Whether China is a threat or an opportunity, all the experts agreed that China will grow in importance to Thailand and to other countries in the region. Most saw the growth of China’s economic, political and military power as the key to the future of the Asian region. China has strong influence in Burma and because of its common border, and the chequered history of relations between the two countries, this is a very sensitive issue for Thailand.

Nationalistic and populist movements opposed to the US exist in most countries but few of them control governments. However, Thais detect a greater degree of ambivalence in Thailand than exists in Australia about the US. Australia is accepted by most regional countries as a legitimate regional power and Thailand in particular welcomes an Australian presence. However, Thai experts said there are some countries (not including Thailand) which wonder whether Australia’s ability to project power across the water, as shown in East Timor, might be excessive.

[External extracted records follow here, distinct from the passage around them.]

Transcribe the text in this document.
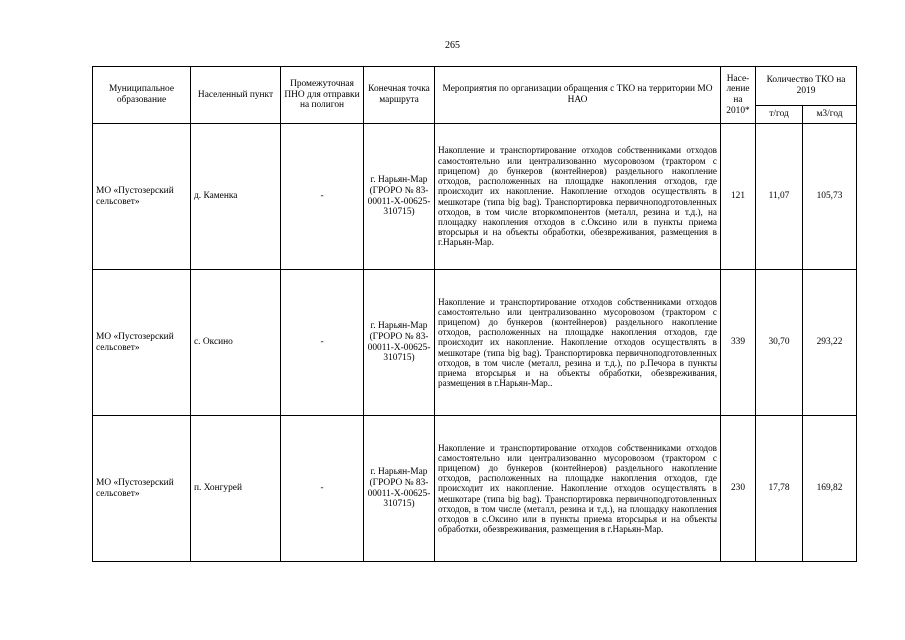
265
Муниципальное образование	Населенный пункт	Промежуточная ПНО для отправки на полигон	Конечная точка маршрута	Мероприятия по организации обращения с ТКО на территории МО НАО	Насе-ление на 2010*	Количество ТКО на 2019	
						т/год	м3/год
МО «Пустозерский сельсовет»	д. Каменка	-	г. Нарьян-Мар (ГРОРО № 83-00011-Х-00625-310715)	Накопление и транспортирование отходов собственниками отходов самостоятельно или централизованно мусоровозом (трактором с прицепом) до бункеров (контейнеров) раздельного накопление отходов, расположенных на площадке накопления отходов, где происходит их накопление. Накопление отходов осуществлять в мешкотаре (типа big bag). Транспортировка первичноподготовленных отходов, в том числе вторкомпонентов (металл, резина и т.д.), на площадку накопления отходов в с.Оксино или в пункты приема вторсырья и на объекты обработки, обезвреживания, размещения в г.Нарьян-Мар.	121	11,07	105,73
МО «Пустозерский сельсовет»	с. Оксино	-	г. Нарьян-Мар (ГРОРО № 83-00011-Х-00625-310715)	Накопление и транспортирование отходов собственниками отходов самостоятельно или централизованно мусоровозом (трактором с прицепом) до бункеров (контейнеров) раздельного накопление отходов, расположенных на площадке накопления отходов, где происходит их накопление. Накопление отходов осуществлять в мешкотаре (типа big bag). Транспортировка первичноподготовленных отходов, в том числе (металл, резина и т.д.), по р.Печора в пункты приема вторсырья и на объекты обработки, обезвреживания, размещения в г.Нарьян-Мар..	339	30,70	293,22
МО «Пустозерский сельсовет»	п. Хонгурей	-	г. Нарьян-Мар (ГРОРО № 83-00011-Х-00625-310715)	Накопление и транспортирование отходов собственниками отходов самостоятельно или централизованно мусоровозом (трактором с прицепом) до бункеров (контейнеров) раздельного накопление отходов, расположенных на площадке накопления отходов, где происходит их накопление. Накопление отходов осуществлять в мешкотаре (типа big bag). Транспортировка первичноподготовленных отходов, в том числе (металл, резина и т.д.), на площадку накопления отходов в с.Оксино или в пункты приема вторсырья и на объекты обработки, обезвреживания, размещения в г.Нарьян-Мар.	230	17,78	169,82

Non-traditional threats to regional security are creating new roles for the Thai military. These include peacekeeping, the transnational drug trade, illegal migration, and aid to the civil power. But experts were uncertain that the armed forces could be trained to perform these non-traditional tasks and whether using the military was the best answer to these problems. Illicit drugs are no longer just a local problem but a major national issue. This means the Royal Thai Army (RTA) taking on non-state actors rather than the armed forces of another country. A complex, multi-dimensional approach is a need which the region has not yet recognised. Australia, the Thais suggested, must understand that what happens in the Golden Triangle matters to Australia because the drugs end up here.

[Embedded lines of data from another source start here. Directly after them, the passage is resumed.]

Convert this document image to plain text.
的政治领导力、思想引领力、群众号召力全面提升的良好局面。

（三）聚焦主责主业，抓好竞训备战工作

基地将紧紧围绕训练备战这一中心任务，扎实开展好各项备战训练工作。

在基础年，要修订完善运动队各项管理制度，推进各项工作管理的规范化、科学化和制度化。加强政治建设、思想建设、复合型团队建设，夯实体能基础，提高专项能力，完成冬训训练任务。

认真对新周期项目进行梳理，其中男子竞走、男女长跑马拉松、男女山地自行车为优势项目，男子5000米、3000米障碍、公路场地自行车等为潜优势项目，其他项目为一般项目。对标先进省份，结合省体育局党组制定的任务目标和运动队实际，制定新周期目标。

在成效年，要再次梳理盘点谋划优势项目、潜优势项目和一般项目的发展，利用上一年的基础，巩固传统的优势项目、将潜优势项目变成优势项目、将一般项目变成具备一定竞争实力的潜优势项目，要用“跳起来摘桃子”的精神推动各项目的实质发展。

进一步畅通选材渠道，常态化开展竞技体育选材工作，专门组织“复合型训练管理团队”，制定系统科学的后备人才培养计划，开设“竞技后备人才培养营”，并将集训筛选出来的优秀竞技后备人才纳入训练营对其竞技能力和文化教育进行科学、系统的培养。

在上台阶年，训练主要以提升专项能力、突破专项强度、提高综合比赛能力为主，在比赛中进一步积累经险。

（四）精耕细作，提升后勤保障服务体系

However, experts said, the Thai military is being distanced from direct participation in politics and is becoming increasingly more professional. At the same time, a rise in ‘communitarian’ feelings in Thailand has emerged as a response to globalisation. This is more about sovereignty than going back to the farm. It is being promoted by intellectuals who are trying to find solutions to global problems by going back to Thai roots.

The Thai military has learned in Cambodia and East Timor that there must be close cooperation between ASEAN and the UN. A Thai General recommended a regional organisation to oversee this issue. Such a body could make a start with coordinating efforts to combat transnational security matters. The UN planning process for East Timor would have benefited from more regional input. Thais noted that how Australia handles its complex relationship with Indonesia will be a major factor in how Australia is seen and accepted by the rest of the region.

Thai officials and military people saw Australia as having a legitimate role to play in the region. The management of Australia’s relations with Indonesia is seen in the region as a key test of Australia’s skill and sincerity. Commenting on Australians’ view of their place in the world, a Thai general replied that Australians are ‘confused’. Popular attitudes do not always match official policies in Australia. The experts agreed that Australia’s handling of its Asian relationships had far wider implications. In so far as Australia matters to the US and to Europe, it is because of the knowledge and influence it is seen to have in its own region.

WATCHPOINT: If Australia loses its influence in Asia, it will lose its influence in Europe and North America as well.